In the face of my unseemly passion for all things made from wood-pulp (or cotton, or silk) pushed through a screen, I’m incredulous that I’ve never dribbled in papier mache. Making it even more improbable is that I grew up in a newsprint family — my father spent his career in the biz. The first thing Daddy did when he opened the daily paper was to hold a single sheet up to the light and rub it between his fingers to test its quality. If the newspaper was a customer of the mill he managed, he could tell us which of the paper machines the newsprint rolled off– heck, he could probably tell you what which shift it was made on and who the sixth-hand was. He’s long retired, but I’ve seen him do his quality check in the past year.
He used to bring home rolls of paper the height of a tabloid and four feet across for us kids to scribble on — rolls considered too inferior to ship. Man, I wish I had a gargantuan roll of virgin newsprint right now, because the Divine Martha has persuaded be that I might want to make papier mache Easter eggs.
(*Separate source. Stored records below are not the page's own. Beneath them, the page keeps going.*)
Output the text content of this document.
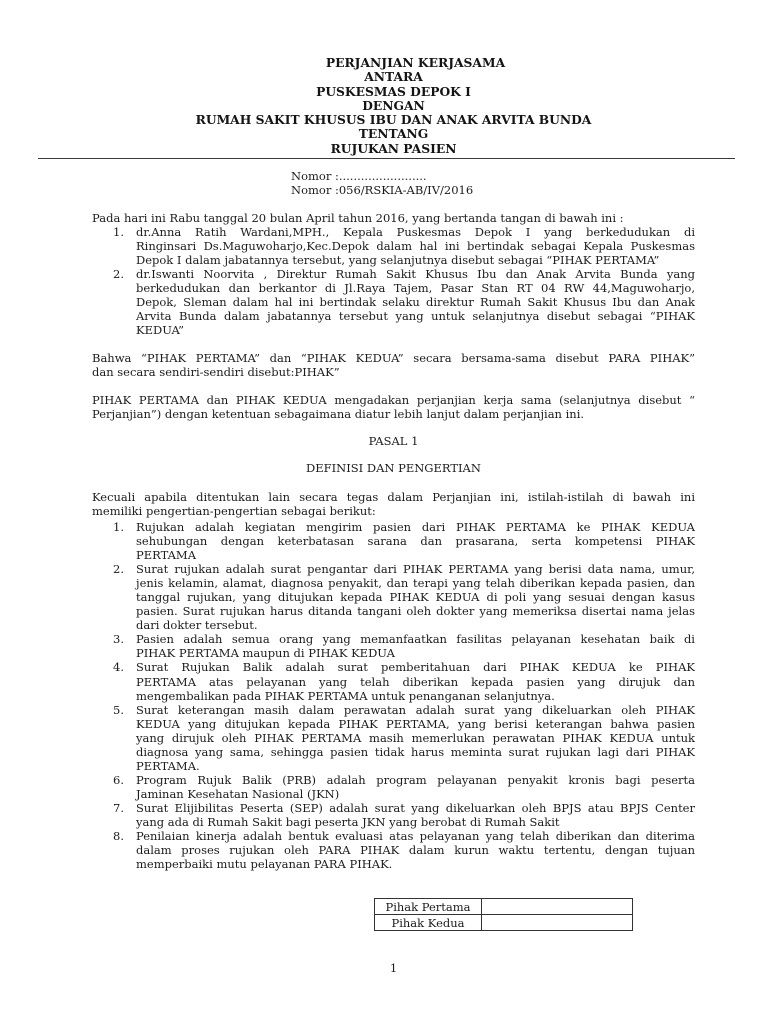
PERJANJIAN KERJASAMA
ANTARA
PUSKESMAS DEPOK I
DENGAN
RUMAH SAKIT KHUSUS IBU DAN ANAK ARVITA BUNDA
TENTANG
RUJUKAN PASIEN
Nomor :........................
Nomor :056/RSKIA-AB/IV/2016
Pada hari ini Rabu tanggal 20 bulan April tahun 2016, yang bertanda tangan di bawah ini :
1. dr.Anna Ratih Wardani,MPH., Kepala Puskesmas Depok I yang berkedudukan di
Ringinsari Ds.Maguwoharjo,Kec.Depok dalam hal ini bertindak sebagai Kepala Puskesmas
Depok I dalam jabatannya tersebut, yang selanjutnya disebut sebagai “PIHAK PERTAMA”
2. dr.Iswanti Noorvita , Direktur Rumah Sakit Khusus Ibu dan Anak Arvita Bunda yang
berkedudukan dan berkantor di Jl.Raya Tajem, Pasar Stan RT 04 RW 44,Maguwoharjo,
Depok, Sleman dalam hal ini bertindak selaku direktur Rumah Sakit Khusus Ibu dan Anak
Arvita Bunda dalam jabatannya tersebut yang untuk selanjutnya disebut sebagai “PIHAK
KEDUA”
Bahwa “PIHAK PERTAMA” dan “PIHAK KEDUA” secara bersama-sama disebut PARA PIHAK”
dan secara sendiri-sendiri disebut:PIHAK”
PIHAK PERTAMA dan PIHAK KEDUA mengadakan perjanjian kerja sama (selanjutnya disebut “
Perjanjian”) dengan ketentuan sebagaimana diatur lebih lanjut dalam perjanjian ini.
PASAL 1
DEFINISI DAN PENGERTIAN
Kecuali apabila ditentukan lain secara tegas dalam Perjanjian ini, istilah-istilah di bawah ini
memiliki pengertian-pengertian sebagai berikut:
1. Rujukan adalah kegiatan mengirim pasien dari PIHAK PERTAMA ke PIHAK KEDUA
sehubungan dengan keterbatasan sarana dan prasarana, serta kompetensi PIHAK
PERTAMA
2. Surat rujukan adalah surat pengantar dari PIHAK PERTAMA yang berisi data nama, umur,
jenis kelamin, alamat, diagnosa penyakit, dan terapi yang telah diberikan kepada pasien, dan
tanggal rujukan, yang ditujukan kepada PIHAK KEDUA di poli yang sesuai dengan kasus
pasien. Surat rujukan harus ditanda tangani oleh dokter yang memeriksa disertai nama jelas
dari dokter tersebut.
3. Pasien adalah semua orang yang memanfaatkan fasilitas pelayanan kesehatan baik di
PIHAK PERTAMA maupun di PIHAK KEDUA
4. Surat Rujukan Balik adalah surat pemberitahuan dari PIHAK KEDUA ke PIHAK
PERTAMA atas pelayanan yang telah diberikan kepada pasien yang dirujuk dan
mengembalikan pada PIHAK PERTAMA untuk penanganan selanjutnya.
5. Surat keterangan masih dalam perawatan adalah surat yang dikeluarkan oleh PIHAK
KEDUA yang ditujukan kepada PIHAK PERTAMA, yang berisi keterangan bahwa pasien
yang dirujuk oleh PIHAK PERTAMA masih memerlukan perawatan PIHAK KEDUA untuk
diagnosa yang sama, sehingga pasien tidak harus meminta surat rujukan lagi dari PIHAK
PERTAMA.
6. Program Rujuk Balik (PRB) adalah program pelayanan penyakit kronis bagi peserta
Jaminan Kesehatan Nasional (JKN)
7. Surat Elijibilitas Peserta (SEP) adalah surat yang dikeluarkan oleh BPJS atau BPJS Center
yang ada di Rumah Sakit bagi peserta JKN yang berobat di Rumah Sakit
8. Penilaian kinerja adalah bentuk evaluasi atas pelayanan yang telah diberikan dan diterima
dalam proses rujukan oleh PARA PIHAK dalam kurun waktu tertentu, dengan tujuan
memperbaiki mutu pelayanan PARA PIHAK.
Pihak Pertama	
Pihak Kedua	
1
I caught her on television a few days ago and thought that it looked like so much fun, all that wrapping of paper and glue around a mold formed from a balloon blown into your ovoid size of choice. And it tickled something from depths of memory — I’d seen the technique before, in my mother’s kitchen, She and her friend Betty, big round ballons, a basin filled with torn up newspaper…
I’m the smiley pumpkinhead on the right, my brother Ian’s on the left. I was five, he was three, and we were off to knock on the doors of rue DeFranchville in our snowsuits, cunningly hidden under the sheets.
Newsprint, check. Mod Podge, check. I’m off to the Mexican dollar store/party store/bodega for a big bag of balloons. Hmm, I can see a Thanksgiving cornucopia — I’m loving the idea of a monster purple eggplant, and squash and cucumbers and pears.
Catch you later — I’m buying balloons.